By Peter Loftus
H. Lundbeck A/S (LUN.KO) plans to stop selling a leukemia
treatment because of manufacturing and supply difficulties.
Denmark-based Lundbeck "is no longer in a position to guarantee
a future supply" of the drug Elspar, Roger Keding, vice president
of supply chain management, said in an Aug. 3 letter to U.S.
health-care providers. "Lundbeck has concluded that continuing to
manufacture and distribute Elspar is not a sustainable business
going forward."
The company plans to discontinue Elspar sales globally, and to
stop selling Elspar in the U.S. effective Dec. 31; the date could
change depending on remaining inventory.
The Elspar discontinuation is the latest in a series of supply
interruptions for pharmaceuticals--particularly among cancer
drugs--caused by manufacturing problems and other issues in recent
years. Doctors and hospital pharmacies have said drug shortages,
recalls and product discontinuations have hampered their ability to
deliver appropriate care.
In the case of Elspar, patients will continue to have
alternatives because there are other drugs that contain the active
ingredient in Elspar, known as asparaginase, said Lundbeck
spokesman Matt Flesch.
The decision didn't result from any safety or efficacy issues
with Elspar, the company said.
A decades-old drug, Elspar is used as part of a multi-drug
chemotherapy regimen to treat acute lymphoblastic leukemia, a
cancer of the blood and bone marrow. It is the most common form of
leukemia in children, but it can also strike adults.
Elspar generates about 1% of Lundbeck's U.S. net sales, said Mr.
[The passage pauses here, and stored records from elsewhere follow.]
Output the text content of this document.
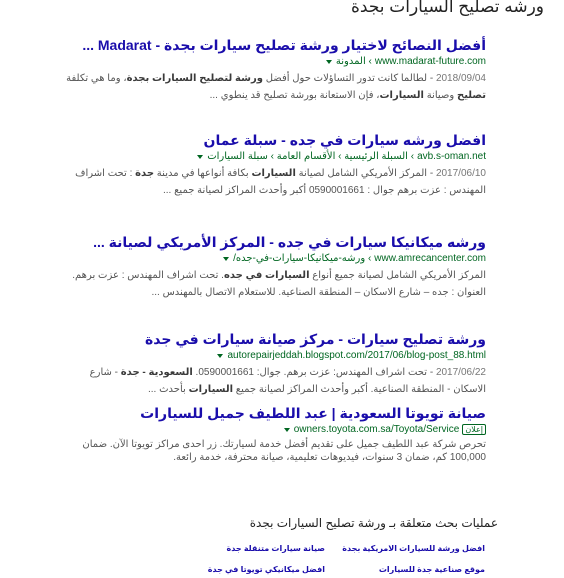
ورشه تصليح السيارات بجدة
أفضل النصائح لاختيار ورشة تصليح سيارات بجدة - Madarat ...
› المدونة www.madarat-future.com
2018/09/04 - لطالما كانت تدور التساؤلات حول أفضل ورشة لتصليح السيارات بجدة، وما هي تكلفة
تصليح وصيانة السيارات، فإن الاستعانة بورشة تصليح قد ينطوي ...
افضل ورشه سيارات في جده - سبلة عمان
› السبلة الرئيسية › الأقسام العامة › سبلة السيارات avb.s-oman.net
2017/06/10 - المركز الأمريكي الشامل لصيانة السيارات بكافة أنواعها في مدينة جدة : تحت اشراف
المهندس : عزت برهم جوال : 0590001661 أكبر وأحدث المراكز لصيانة جميع ...
ورشه ميكانيكا سيارات في جده - المركز الأمريكي لصيانة ...
› ورشه-ميكانيكا-سيارات-في-جده/ www.amrecancenter.com
المركز الأمريكي الشامل لصيانة جميع أنواع السيارات في جده. تحت اشراف المهندس : عزت برهم.
العنوان : جده – شارع الاسكان – المنطقة الصناعية. للاستعلام الاتصال بالمهندس ...
ورشة تصليح سيارات - مركز صيانة سيارات في جدة
autorepairjeddah.blogspot.com/2017/06/blog-post_88.html
2017/06/22 - تحت اشراف المهندس: عزت برهم. جوال: 0590001661. السعودية - جدة - شارع
الاسكان - المنطقة الصناعية. أكبر وأحدث المراكز لصيانة جميع السيارات بأحدث ...
صيانة تويوتا السعودية | عبد اللطيف جميل للسيارات
owners.toyota.com.sa/Toyota/Service إعلان
تحرص شركة عبد اللطيف جميل على تقديم أفضل خدمة لسيارتك. زر احدى مراكز تويوتا الآن. ضمان
100,000 كم، ضمان 3 سنوات، فيديوهات تعليمية، صيانة محترفة، خدمة رائعة.
عمليات بحث متعلقة بـ ورشة تصليح السيارات بجدة
افضل ورشة للسيارات الامريكية بجدة
صيانة سيارات متنقلة جدة
موقع صناعية جدة للسيارات
افضل ميكانيكي تويوتا في جدة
Flesch. The company does not report specific sales figures for the
drug, he said.
Lundbeck inherited Elspar with its 2009 acquisition of Ovation
Pharmaceuticals, which had acquired Elspar from Merck & Co.
(MRK) several years ago.
Lundbeck said it has been challenging to find a "new supply
chain" for Elspar since the company acquired the product. Despite
efforts to upgrade the manufacturing process, there have been
periodic supply interruptions, according to Mr. Keding's
letter.
Lundbeck has used a contract manufacturer to supply the drug,
which it declined to identify.
"Elspar is difficult to manufacture because it is a very old
biological product," said Mr. Flesch.
Lundbeck recently concluded that it would have to make
"additional investment" and changes to certain processes to ensure
long-term sourcing for the drug, and it was "highly uncertain" that
health regulators would accept the changes, according to Mr.
Keding's letter.
Lundbeck has asked wholesale customers and health-care providers
to allocate remaining product inventory so current patients can
conclude treatment. Patients are advised to consult with their
doctors for treatment options.
Other drugs that could be alternatives to Elspar include
Erwinaze, sold by a unit of Jazz Pharmaceuticals PLC (JAZZ), and
Oncaspar, marketed by Sigma-Tau Pharmaceuticals Inc.
The availability of other drugs should limit the clinical impact
of the discontinuation of Elspar, said Ching-Hon Pui, chairman of
the Department of Oncology at St. Jude Children's Research Hospital
in Memphis. For many pediatric patients, doctors already prefer
Oncaspar over Elspar because of more convenient dosing, he
said.
However, Dr. Pui said the absence of Elspar could affect ongoing
cancer studies that incorporate the drug, including those in adult
patients, requiring researchers to substitute in another drug. He
also said Oncaspar is more expensive than Elspar.